Vargas Llosa espera la recepción del Nobel "abrumado" por los honores

  • El escritor inauguró ayer en Estocolmo una exposición dedicada a su vida y obra · El rey Carlos Gustavo de Suecia le entrega mañana la máxima distinción en las letras

El escritor Mario Vargas Llosa vivió ayer nuevas emociones en el homenaje que le brindó el Instituto Cervantes de Estocolmo cuando escuchó a un grupo de niños suecos preguntarle qué había que hacer para llegar a ser Premio Nobel de Literatura.
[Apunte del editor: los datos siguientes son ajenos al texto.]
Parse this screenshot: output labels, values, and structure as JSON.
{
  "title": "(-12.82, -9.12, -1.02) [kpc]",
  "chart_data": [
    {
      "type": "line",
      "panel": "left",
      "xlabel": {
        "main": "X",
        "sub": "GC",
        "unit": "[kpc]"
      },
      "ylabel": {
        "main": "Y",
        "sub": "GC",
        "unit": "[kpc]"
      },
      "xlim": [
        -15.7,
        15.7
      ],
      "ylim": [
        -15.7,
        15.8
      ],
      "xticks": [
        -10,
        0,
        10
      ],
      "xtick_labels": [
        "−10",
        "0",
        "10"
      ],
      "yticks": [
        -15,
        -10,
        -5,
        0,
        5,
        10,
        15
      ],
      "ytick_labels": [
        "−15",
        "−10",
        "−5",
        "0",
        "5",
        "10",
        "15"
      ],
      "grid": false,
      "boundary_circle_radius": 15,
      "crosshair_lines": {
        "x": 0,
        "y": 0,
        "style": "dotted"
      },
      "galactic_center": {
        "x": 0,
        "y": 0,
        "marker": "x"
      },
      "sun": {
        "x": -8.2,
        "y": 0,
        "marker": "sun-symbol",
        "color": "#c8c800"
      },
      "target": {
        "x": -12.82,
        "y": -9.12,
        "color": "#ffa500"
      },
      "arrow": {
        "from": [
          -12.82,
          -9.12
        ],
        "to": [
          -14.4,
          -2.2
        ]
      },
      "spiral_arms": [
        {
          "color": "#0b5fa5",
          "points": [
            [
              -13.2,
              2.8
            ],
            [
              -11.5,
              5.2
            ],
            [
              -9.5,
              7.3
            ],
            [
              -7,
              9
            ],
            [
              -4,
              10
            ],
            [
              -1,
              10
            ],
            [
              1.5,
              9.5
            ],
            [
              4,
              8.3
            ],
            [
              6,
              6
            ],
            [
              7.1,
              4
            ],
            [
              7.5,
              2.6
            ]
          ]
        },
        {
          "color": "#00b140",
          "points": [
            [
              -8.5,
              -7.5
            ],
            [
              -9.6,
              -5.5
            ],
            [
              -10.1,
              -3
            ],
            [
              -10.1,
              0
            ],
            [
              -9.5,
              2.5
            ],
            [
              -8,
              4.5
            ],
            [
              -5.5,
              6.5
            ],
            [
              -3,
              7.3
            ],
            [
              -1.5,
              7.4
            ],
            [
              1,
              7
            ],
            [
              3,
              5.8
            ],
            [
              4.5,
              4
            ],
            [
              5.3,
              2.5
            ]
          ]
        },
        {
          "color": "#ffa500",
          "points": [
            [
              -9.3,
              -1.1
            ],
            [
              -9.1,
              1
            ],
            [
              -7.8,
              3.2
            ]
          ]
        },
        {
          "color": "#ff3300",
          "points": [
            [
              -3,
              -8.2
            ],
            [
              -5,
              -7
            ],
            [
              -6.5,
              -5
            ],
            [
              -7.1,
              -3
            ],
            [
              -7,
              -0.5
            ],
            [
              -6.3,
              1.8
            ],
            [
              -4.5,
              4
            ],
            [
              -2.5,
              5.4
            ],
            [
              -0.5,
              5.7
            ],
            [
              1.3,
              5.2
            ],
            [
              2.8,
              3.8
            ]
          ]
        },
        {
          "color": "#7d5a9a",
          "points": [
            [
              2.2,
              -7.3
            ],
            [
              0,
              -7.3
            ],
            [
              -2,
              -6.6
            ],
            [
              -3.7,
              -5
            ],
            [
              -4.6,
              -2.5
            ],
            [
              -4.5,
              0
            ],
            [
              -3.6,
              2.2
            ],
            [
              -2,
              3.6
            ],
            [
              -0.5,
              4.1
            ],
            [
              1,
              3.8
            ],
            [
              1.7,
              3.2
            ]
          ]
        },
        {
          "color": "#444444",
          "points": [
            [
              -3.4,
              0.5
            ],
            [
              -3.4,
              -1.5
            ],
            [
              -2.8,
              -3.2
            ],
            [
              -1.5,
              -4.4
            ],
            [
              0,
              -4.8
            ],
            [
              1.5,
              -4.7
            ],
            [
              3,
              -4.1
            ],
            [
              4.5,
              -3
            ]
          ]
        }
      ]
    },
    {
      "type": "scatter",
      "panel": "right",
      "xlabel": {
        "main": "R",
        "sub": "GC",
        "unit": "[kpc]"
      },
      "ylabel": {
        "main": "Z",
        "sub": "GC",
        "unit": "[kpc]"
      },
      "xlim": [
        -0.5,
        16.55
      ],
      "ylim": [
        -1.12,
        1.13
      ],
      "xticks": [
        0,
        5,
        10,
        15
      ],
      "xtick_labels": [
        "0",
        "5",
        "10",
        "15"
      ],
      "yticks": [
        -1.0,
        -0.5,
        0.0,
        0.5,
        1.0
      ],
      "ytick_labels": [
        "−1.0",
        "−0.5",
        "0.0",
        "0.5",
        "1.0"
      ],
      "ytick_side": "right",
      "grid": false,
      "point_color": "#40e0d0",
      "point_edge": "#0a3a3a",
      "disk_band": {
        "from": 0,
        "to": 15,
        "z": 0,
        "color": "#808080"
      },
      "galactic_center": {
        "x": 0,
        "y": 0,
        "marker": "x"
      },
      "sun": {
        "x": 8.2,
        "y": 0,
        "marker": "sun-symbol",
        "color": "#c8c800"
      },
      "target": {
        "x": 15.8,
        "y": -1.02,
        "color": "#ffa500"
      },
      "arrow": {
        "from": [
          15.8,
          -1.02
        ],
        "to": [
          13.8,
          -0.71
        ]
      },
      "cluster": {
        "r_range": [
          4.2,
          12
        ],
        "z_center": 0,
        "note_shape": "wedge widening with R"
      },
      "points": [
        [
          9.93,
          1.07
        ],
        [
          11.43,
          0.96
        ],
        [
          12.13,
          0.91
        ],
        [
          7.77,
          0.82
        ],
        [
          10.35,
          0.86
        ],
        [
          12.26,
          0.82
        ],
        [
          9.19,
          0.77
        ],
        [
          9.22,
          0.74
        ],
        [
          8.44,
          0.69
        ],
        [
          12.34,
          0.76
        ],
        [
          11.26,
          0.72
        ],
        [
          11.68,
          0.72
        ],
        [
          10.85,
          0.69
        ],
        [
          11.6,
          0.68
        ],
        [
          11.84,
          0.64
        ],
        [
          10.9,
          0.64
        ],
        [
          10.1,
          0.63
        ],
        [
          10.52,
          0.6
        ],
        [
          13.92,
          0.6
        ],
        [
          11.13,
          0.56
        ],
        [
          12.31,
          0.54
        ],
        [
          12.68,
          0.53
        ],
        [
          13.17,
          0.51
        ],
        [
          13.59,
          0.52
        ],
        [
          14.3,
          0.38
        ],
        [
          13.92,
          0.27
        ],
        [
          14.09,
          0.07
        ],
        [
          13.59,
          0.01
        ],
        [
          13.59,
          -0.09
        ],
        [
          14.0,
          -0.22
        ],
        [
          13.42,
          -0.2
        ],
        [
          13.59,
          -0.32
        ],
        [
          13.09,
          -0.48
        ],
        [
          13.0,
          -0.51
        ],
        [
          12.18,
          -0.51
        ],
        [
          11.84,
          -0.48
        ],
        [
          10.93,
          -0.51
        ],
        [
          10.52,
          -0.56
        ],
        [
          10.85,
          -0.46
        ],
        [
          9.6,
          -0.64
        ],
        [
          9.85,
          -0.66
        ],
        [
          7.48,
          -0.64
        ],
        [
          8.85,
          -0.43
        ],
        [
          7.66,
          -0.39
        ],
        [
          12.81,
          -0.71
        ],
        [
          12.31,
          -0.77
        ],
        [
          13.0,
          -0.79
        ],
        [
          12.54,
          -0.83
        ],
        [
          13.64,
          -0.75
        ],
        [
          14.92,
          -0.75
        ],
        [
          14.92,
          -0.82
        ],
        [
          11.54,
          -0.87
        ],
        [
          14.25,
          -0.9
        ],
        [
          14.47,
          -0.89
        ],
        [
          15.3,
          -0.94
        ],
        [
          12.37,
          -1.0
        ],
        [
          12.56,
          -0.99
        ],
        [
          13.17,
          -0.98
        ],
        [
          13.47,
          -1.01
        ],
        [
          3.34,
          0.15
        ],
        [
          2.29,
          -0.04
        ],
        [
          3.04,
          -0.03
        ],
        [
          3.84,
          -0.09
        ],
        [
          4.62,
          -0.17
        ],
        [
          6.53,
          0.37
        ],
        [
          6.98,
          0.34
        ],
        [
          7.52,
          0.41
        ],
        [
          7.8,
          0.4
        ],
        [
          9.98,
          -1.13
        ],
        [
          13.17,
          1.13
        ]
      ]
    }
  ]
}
Con la voz guillotinada por las bajas temperaturas que se registran en Estocolmo, este "Arquímedes de la ficción" -como le definió el director del Instituto Cervantes en esta capital, Joan Alvarez- vivió un momento lleno de emotividad cuando se dirigieron a él, a través de una grabación, un grupo de niños suecos que hablaban en español.

Vargas Llosa, que escuchó atento y siempre sonriendo mensajes como "nos hubiera gustado que nos dieses lecciones de español pero sabemos que tienes muy poco tiempo", dijo sentirse "impresionado" al escuchar el "magnífico español" de los pequeños.

Esta grabación, junto a un juego de palabras construidas con las letras del nombre y apellidos del escritor, figuran en la exposición inaugurada bajo el título Mario Vargas Llosa. La Libertad y la vida y que se presenta a modo de trayectoria vital y literaria. "Estoy abrumado, sobrecogido", declaró, con voz muy ronca, el primer Nobel de Literatura de lengua hispana desde el mexicano Octavio Paz, galardonado en 1990.

Como cada día desde que llegó a Estocolmo a recibir el Nobel, que le entregará el rey Carlos Gustavo de Suecia el próximo viernes, Vargas Llosa congrega a su paso a decenas de admiradores.

Ayer fue un ejemplo más al mezclarse entre el ministro de Cultura de Perú, Juan Ossio, su colega española, Ángeles González-Sinde, y la directora del Instituto Cervantes, Carmen Caffarel, estudiantes, profesores, escritores latinoamericanos, como Fernando Iwazaki, y peruanos residentes en Suecia.

Vargas Llosa, que vivió el martes uno de los momentos más emocionantes al pronunciar un sentido discurso de agradecimiento de aceptación del Nobel que provocó las lágrimas no sólo de su familia y amigos, sino también de los académicos suecos, dijo que pese a tener afectada la voz ésta le alcanzaba para agradecer "esas cosas tan bonitas que han dicho sobre mí".

"En circunstancias como éstas, a veces, las palabras nos faltan para ser auténticos" y agradecer "la manifestaciones de cariño y amistad", dijo el autor de una de las narrativas hispanoamericanas más singulares. Y aludió a todas las voces amigas que ha escuchado desde que le concedieron el Nobel, al tiempo que mostró su sorpresa de que esos libros "trabajados en soledad" hayan llegado a tanta gente y hayan ayudado a enfrentar "desafíos".

Porque para el autor de Pantaleón y las visitadoras la "literatura tiene que ver mucho con la libertad" y por ello subrayó que, no en vano, las "tiranías religiosas y militares" han intentado "poner trabas" a la creación literaria y artística. Consideró a la literatura la fuente primordial de la civilización y deseó que la revolución tecnológica no la haga perder ese rol central que desempeña desde que apareció la escritura.